Dennis Apel, here with his wife, Tensie Hernandez, writes a diary while incarcerated for protesting against war.
Paul Wellman (file)

JULY 7, 2016: On my unit we all have to work. My job is called “FS-PM,” or afternoon/evening food service. Each day I leave my unit at 12:30 and head down to the kitchen/dish-washing floor and don’t return until 6:30. When I go, I join four or five others from my unit and board the elevator. Our staff escort takes us up to each successive floor to pick up other “food service” workers, all of whom (except for us) are volunteering to work for the “income.” When we have collected all the workers, we head down to the kitchen. Just the elevator ride is an experience.

Dennis Apel

Inmates riding the elevator must always stand facing the back wall and ride in silence. In the interest of efficiency, our escort tries to pick up all the workers for the shift in one trip, resulting in an intimate gathering. Since we can’t talk, I spend the time counting the number of men packed into a 6′ x 8′ elevator. The record so far is 21, and as we deplete the available oxygen in our cramped and descending capsule, I think, “Sardines have nothing on us.”

Arriving at our workplace, we find waiting for us 17 seven-foot-tall metal carts filled with dirty plastic meal trays and 17 shorter stainless steel carts with dirty plastic hot-food containers. The next hour and a half can only be described as a massive, organized yet chaotic food fight. A fair percentage of the food that went up to the floors for lunch has returned untouched, and workers are banging the trays and hot-food containers on a metal counter to empty them enough to be loaded into the massive dishwasher. Food is flying everywhere. When the 1,600 trays and containers exit the other end of the machine, cleaned and sterilized, they are stacked on giant carts and wheeled over, steaming hot and dripping, to be reloaded with the day’s dinner. The food that comes back from lunch is collected from floors and counters and put into large clear plastic bags to be loaded by the hundreds of pounds into grey, plastic, three-foot-deep wheelbarrows and hauled to the dumpster. Dinner dishes, a few hours later, undergo a repeat performance.

The “Federal National Diet” (as prison food is affectionately known) requires that every inmate get a certain number of calories each day. However there is clearly a disconnect between the ones arranging for those calories and the ones providing them. Between the type of food chosen to meet those calories and the preparation and presentation of that food, a good percentage of the intended calories never enter inmates’ stomachs. The actual caloric intake of many inmates comes from the creative culinary imaginations of self-made “chefs,” who in the late evening hours prepare in the microwave oven everything from tamales to cheesecake whose ingredients are gleaned from items purchased through the commissary. But, more on that later.

We get paid for our labor. My first monthly pay sheet was quite the revelation. One evening in the kitchen, between the lunch and dinner dishes, we were each handed a paper with our name and register number at the top and an evaluation of our performance over the past month filled out on both sides of the form.

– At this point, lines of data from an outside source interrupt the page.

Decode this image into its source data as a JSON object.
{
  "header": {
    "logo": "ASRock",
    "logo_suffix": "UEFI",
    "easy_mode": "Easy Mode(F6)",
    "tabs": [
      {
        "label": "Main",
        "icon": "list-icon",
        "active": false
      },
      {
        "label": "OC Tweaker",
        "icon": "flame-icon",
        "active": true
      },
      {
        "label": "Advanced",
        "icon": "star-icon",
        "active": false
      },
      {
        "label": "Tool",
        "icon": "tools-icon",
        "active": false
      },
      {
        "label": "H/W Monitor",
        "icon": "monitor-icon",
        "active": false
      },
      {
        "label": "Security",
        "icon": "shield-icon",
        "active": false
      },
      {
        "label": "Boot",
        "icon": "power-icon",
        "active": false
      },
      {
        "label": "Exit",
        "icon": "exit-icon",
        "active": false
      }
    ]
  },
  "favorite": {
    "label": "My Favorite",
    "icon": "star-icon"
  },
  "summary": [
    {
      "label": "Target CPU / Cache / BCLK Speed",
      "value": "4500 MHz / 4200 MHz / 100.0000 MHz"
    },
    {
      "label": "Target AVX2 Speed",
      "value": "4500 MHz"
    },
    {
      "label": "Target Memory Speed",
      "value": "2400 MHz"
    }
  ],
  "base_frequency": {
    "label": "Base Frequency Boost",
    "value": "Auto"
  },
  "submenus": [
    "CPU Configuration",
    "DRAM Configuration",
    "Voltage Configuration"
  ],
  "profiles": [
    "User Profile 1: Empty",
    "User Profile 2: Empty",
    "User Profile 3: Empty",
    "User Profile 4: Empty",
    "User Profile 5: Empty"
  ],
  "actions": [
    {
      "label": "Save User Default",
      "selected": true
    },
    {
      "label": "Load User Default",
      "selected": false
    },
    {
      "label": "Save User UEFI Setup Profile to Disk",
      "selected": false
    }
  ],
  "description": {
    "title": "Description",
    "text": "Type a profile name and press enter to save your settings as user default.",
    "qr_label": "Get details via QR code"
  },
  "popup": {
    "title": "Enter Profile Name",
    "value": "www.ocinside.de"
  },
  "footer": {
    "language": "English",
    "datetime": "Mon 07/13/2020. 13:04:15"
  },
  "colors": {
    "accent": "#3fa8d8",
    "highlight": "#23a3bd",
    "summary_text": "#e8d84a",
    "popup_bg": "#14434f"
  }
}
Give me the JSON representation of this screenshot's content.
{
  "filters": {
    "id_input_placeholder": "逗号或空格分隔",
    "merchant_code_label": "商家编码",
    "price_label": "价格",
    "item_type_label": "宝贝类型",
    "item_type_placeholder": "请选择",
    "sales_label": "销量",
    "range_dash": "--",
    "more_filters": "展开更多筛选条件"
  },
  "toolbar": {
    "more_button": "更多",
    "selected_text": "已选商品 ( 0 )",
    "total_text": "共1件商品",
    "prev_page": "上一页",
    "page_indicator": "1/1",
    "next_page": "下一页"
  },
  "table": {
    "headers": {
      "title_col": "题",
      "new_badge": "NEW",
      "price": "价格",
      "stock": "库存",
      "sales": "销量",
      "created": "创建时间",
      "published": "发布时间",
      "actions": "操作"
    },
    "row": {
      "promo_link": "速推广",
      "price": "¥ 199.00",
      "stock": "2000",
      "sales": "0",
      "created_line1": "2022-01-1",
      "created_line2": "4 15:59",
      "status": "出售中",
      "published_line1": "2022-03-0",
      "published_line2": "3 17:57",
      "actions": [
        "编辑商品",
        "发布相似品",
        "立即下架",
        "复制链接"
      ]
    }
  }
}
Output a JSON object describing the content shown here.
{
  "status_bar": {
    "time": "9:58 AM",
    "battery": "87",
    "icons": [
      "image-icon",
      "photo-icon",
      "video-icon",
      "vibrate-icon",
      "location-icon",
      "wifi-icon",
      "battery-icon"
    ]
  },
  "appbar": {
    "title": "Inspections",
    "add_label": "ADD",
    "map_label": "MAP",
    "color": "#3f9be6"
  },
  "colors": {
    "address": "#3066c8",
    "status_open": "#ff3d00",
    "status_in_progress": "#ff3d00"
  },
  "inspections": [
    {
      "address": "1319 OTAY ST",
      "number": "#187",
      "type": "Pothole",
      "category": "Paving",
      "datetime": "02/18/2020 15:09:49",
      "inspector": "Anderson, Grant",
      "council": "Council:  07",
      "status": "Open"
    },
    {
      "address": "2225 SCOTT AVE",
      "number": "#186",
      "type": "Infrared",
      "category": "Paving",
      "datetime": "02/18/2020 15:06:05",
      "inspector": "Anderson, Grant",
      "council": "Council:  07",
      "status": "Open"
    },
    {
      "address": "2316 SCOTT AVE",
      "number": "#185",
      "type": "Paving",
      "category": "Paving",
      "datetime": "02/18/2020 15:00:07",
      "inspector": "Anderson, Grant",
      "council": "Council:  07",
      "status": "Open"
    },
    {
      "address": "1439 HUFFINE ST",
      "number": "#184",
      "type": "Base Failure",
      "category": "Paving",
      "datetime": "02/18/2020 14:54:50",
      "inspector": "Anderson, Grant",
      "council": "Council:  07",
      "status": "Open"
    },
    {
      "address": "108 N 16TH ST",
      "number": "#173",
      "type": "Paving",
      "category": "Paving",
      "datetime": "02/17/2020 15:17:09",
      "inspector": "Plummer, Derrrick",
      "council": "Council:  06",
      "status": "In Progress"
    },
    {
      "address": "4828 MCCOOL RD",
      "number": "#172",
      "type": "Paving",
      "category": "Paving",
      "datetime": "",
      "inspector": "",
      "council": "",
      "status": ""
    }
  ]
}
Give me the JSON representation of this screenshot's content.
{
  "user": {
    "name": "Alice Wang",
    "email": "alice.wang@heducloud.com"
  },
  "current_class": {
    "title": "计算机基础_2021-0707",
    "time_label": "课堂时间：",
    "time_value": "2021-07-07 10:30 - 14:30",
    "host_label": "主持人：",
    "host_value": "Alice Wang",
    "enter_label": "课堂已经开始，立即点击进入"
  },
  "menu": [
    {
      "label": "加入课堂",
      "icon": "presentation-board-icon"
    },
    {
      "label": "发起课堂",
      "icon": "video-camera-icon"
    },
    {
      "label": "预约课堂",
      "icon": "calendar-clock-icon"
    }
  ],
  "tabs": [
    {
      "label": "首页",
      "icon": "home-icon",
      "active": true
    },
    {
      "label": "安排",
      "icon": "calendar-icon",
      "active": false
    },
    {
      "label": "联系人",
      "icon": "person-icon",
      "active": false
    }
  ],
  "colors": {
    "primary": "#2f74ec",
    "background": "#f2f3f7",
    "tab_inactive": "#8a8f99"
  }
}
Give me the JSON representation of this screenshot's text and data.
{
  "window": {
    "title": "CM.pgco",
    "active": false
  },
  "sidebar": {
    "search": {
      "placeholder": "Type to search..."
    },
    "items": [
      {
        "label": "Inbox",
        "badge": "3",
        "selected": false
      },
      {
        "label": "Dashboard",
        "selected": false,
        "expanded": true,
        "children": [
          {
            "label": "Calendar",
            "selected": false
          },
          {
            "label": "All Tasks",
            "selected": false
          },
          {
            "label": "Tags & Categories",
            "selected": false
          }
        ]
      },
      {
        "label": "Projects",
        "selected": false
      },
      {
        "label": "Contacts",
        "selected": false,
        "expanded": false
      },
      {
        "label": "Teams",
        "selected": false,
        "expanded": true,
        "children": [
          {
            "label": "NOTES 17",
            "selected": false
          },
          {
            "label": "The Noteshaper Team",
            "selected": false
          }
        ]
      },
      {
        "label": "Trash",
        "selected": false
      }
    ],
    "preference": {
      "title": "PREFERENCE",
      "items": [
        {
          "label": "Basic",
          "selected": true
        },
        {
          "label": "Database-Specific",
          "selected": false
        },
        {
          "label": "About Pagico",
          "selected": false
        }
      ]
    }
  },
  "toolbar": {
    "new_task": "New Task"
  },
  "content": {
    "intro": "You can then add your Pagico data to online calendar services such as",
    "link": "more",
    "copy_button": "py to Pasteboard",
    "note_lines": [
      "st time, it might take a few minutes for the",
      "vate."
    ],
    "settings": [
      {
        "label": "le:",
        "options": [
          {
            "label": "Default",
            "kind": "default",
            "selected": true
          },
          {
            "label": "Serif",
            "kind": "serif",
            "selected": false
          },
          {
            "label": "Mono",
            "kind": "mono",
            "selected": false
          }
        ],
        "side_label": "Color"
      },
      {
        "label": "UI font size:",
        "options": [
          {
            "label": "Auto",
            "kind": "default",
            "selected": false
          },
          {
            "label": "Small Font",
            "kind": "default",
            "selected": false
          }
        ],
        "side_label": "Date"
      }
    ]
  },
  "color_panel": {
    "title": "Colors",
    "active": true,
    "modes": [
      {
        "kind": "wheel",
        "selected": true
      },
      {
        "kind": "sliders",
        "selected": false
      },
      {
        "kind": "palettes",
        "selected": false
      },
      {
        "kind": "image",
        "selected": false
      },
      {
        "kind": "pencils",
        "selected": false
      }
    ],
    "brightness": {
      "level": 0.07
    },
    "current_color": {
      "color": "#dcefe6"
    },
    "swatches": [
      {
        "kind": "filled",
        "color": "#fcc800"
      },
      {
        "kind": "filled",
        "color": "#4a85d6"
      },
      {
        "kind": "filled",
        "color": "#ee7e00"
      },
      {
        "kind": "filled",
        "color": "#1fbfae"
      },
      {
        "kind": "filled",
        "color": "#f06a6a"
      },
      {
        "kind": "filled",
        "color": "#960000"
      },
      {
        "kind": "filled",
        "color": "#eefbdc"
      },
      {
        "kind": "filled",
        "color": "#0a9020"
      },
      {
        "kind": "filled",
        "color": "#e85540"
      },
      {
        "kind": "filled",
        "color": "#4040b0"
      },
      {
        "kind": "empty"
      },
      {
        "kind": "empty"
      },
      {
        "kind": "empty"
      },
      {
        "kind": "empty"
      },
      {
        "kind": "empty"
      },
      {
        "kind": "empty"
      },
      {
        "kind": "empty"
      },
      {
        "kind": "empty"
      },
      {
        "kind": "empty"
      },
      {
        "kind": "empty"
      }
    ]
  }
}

The evaluation included categories such as: Response to Supervision, Overall Proficiency, Ability to Work with Others, Quality of Work, Initiative, Eagerness to Learn, and so on. Each category had a scale from 1 to 5, poor to excellent, with “3” being “satisfactory.”

Being the model employee that I am, you can imagine my disappointment when I found that I had received 3s across the board in every single category. At the bottom of the back page was listed a total of 140 hours worked, a zero under “bonus paid,” and my total gross pay for the month, $16.80. Yup, I had made a whopping 12 cents per hour. I was troubled. It wasn’t the pittance I was paid that was eating me; it was all the 3s. It was only after I saw the pay sheets of a couple other men that it sank in. The CO (correction officer) had a stack of already-filled-out evaluation forms which he had photocopied, to which he only needed to insert the inmate’s name and register number at the top and apply his signature at the bottom. All the evaluations were the same.

Not unlike the regulated and mandated calorie count, the regulated and mandated evaluation form was completed and the requirement fulfilled. We all dutifully signed our forms acknowledging our receipt and acceptance. The $16.80 will be added to our books, and we can rest in the assurance that we all did as well as everyone else and nobody gets more Snickers from commissary than anyone else. In the process, the prison staff models for the inmates the values of efficiency, fairness, and following rules and regulations. Who says that prison is not rehabilitative?

Dennis Apel is serving four months in the federal Metropolitan Detention Center in Los Angeles, having been found guilty of crossing the “green line” during peaceful protest at Vandenberg Air Force Base, and then refusing to comply with supervised probation.